Au niveau de la commission, on explique que « tous les cas rapportés sont d’abord examinés et ensuite travaillés à partir de faits vérifiables. » Nos interlocuteurs soulignent également que l’IPCC se réserve le droit d’auditionner et, si nécessaire, de consigner des dépositions « under warning », conformément aux Standing Orders de la commission. « Le but de la commission est d’enquêter afin de connaître la vérité sur les cas enregistrés et non de harceler la police. La commission a porté une attention particulière aux régions où les cas de brutalité policière sont récurrents », fait ressortir un proche de la commission. « L’instance travaille indépendamment de la force policière. On laisse le soin aux enquêteurs de l’IPCC de passer au crible les cas enregistrés », souligne l’inspecteur Shiva Coothen, de la Police Press Office, au Défi Quotidien.

277 cas en héritage

L’IPCC a hérité d’environ 277 cas du défunt Complaints Investigation Bureau (CIB) de la police. Des sources au niveau de la commission font ressortir qu’environ 25 % des cas ont été étudiés pour le moment. Ajouté à cela, poursuivent nos sources, 120 autres plaintes enregistrées par la CIB étaient en suspens.

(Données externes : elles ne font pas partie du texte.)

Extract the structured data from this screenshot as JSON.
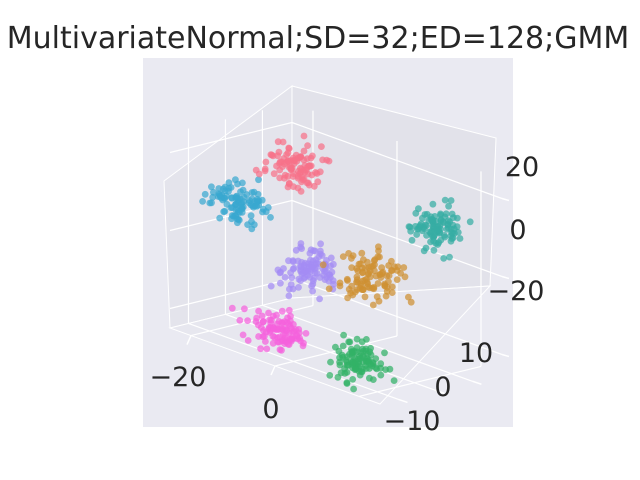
{
  "chart_data": {
    "type": "scatter3d",
    "title": "MultivariateNormal;SD=32;ED=128;GMM",
    "xlabel": "",
    "ylabel": "",
    "zlabel": "",
    "xlim": [
      -25,
      25
    ],
    "ylim": [
      -15,
      18
    ],
    "zlim": [
      -25,
      25
    ],
    "x_ticks": [
      "−20",
      "0"
    ],
    "y_ticks": [
      "−10",
      "0",
      "10"
    ],
    "z_ticks": [
      "−20",
      "0",
      "20"
    ],
    "grid": true,
    "legend": false,
    "points_per_cluster": 100,
    "clusters": [
      {
        "color": "#f77189",
        "center": [
          -10,
          2,
          18
        ],
        "spread": [
          2.5,
          2.5,
          2.5
        ]
      },
      {
        "color": "#39a7d0",
        "center": [
          -22,
          0,
          5
        ],
        "spread": [
          2.5,
          2.5,
          2.5
        ]
      },
      {
        "color": "#36ada4",
        "center": [
          18,
          8,
          12
        ],
        "spread": [
          2.5,
          2.5,
          2.5
        ]
      },
      {
        "color": "#ce9032",
        "center": [
          8,
          2,
          -3
        ],
        "spread": [
          3,
          3,
          3
        ]
      },
      {
        "color": "#a48cf4",
        "center": [
          -6,
          0,
          -6
        ],
        "spread": [
          2.5,
          2.5,
          2.5
        ]
      },
      {
        "color": "#f561dd",
        "center": [
          -10,
          -2,
          -23
        ],
        "spread": [
          2.5,
          2.5,
          2.5
        ]
      },
      {
        "color": "#32b166",
        "center": [
          14,
          -8,
          -20
        ],
        "spread": [
          2.5,
          2.5,
          2.5
        ]
      }
    ]
  }
}
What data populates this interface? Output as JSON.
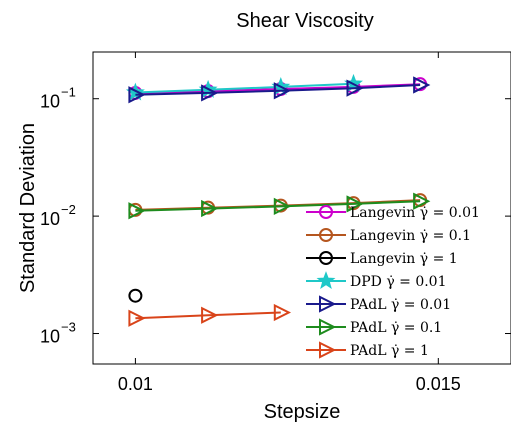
{
  "chart_data": {
    "type": "line",
    "title": "Shear Viscosity",
    "xlabel": "Stepsize",
    "ylabel": "Standard Deviation",
    "yscale": "log",
    "xlim": [
      0.0093,
      0.0162
    ],
    "ylim": [
      0.00055,
      0.25
    ],
    "xticks": [
      {
        "value": 0.01,
        "label": "0.01"
      },
      {
        "value": 0.015,
        "label": "0.015"
      }
    ],
    "yticks": [
      {
        "value": 0.001,
        "base": "10",
        "exp": "−3"
      },
      {
        "value": 0.01,
        "base": "10",
        "exp": "−2"
      },
      {
        "value": 0.1,
        "base": "10",
        "exp": "−1"
      }
    ],
    "grid": false,
    "legend_position": "bottom-right",
    "series": [
      {
        "name": "Langevin γ̇ = 0.01",
        "color": "#cc00cc",
        "marker": "circle",
        "x": [
          0.01,
          0.0112,
          0.0124,
          0.0136,
          0.0147
        ],
        "y": [
          0.112,
          0.116,
          0.121,
          0.126,
          0.133
        ]
      },
      {
        "name": "Langevin γ̇ = 0.1",
        "color": "#b5561f",
        "marker": "circle",
        "x": [
          0.01,
          0.0112,
          0.0124,
          0.0136,
          0.0147
        ],
        "y": [
          0.0113,
          0.0118,
          0.0123,
          0.0129,
          0.0137
        ]
      },
      {
        "name": "Langevin γ̇ = 1",
        "color": "#000000",
        "marker": "circle",
        "x": [
          0.01
        ],
        "y": [
          0.0021
        ]
      },
      {
        "name": "DPD γ̇ = 0.01",
        "color": "#1fc8c8",
        "marker": "star",
        "x": [
          0.01,
          0.0112,
          0.0124,
          0.0136
        ],
        "y": [
          0.113,
          0.119,
          0.126,
          0.134
        ]
      },
      {
        "name": "PAdL γ̇ = 0.01",
        "color": "#1a1a8c",
        "marker": "triangle-right",
        "x": [
          0.01,
          0.0112,
          0.0124,
          0.0136,
          0.0147
        ],
        "y": [
          0.108,
          0.112,
          0.117,
          0.123,
          0.131
        ]
      },
      {
        "name": "PAdL γ̇ = 0.1",
        "color": "#1e8c1e",
        "marker": "triangle-right",
        "x": [
          0.01,
          0.0112,
          0.0124,
          0.0136,
          0.0147
        ],
        "y": [
          0.0111,
          0.0116,
          0.0121,
          0.0127,
          0.0134
        ]
      },
      {
        "name": "PAdL γ̇ = 1",
        "color": "#d9441a",
        "marker": "triangle-right",
        "x": [
          0.01,
          0.0112,
          0.0124
        ],
        "y": [
          0.00135,
          0.00143,
          0.00151
        ]
      }
    ]
  }
}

L’inspecteur Shiva Coothen précise que « tous les cas enregistrés auprès de la Police Complaints Bureau étaient traités par les policiers. À la conclusion de l’enquête, il appartenait au CIB de décider s’il avait lieu de référer les cas à la Disciplined Forces Services Commission ou au bureau du Directeur des poursuites publiques. Les officiers du CIB ont fait leur travail avec rigueur et professionnalisme », précise l’inspecteur Shiva Coothen.

Deux anciens policiers recrutés

L’IPCC ferait face à un manque de personnel depuis sa création en avril. Deux anciens policiers seront incessamment recrutés pour donner un coup de main à ceux déjà en poste. Dans la pratique, les policiers retraités auront la tâche de glaner des renseignements sur le terrain.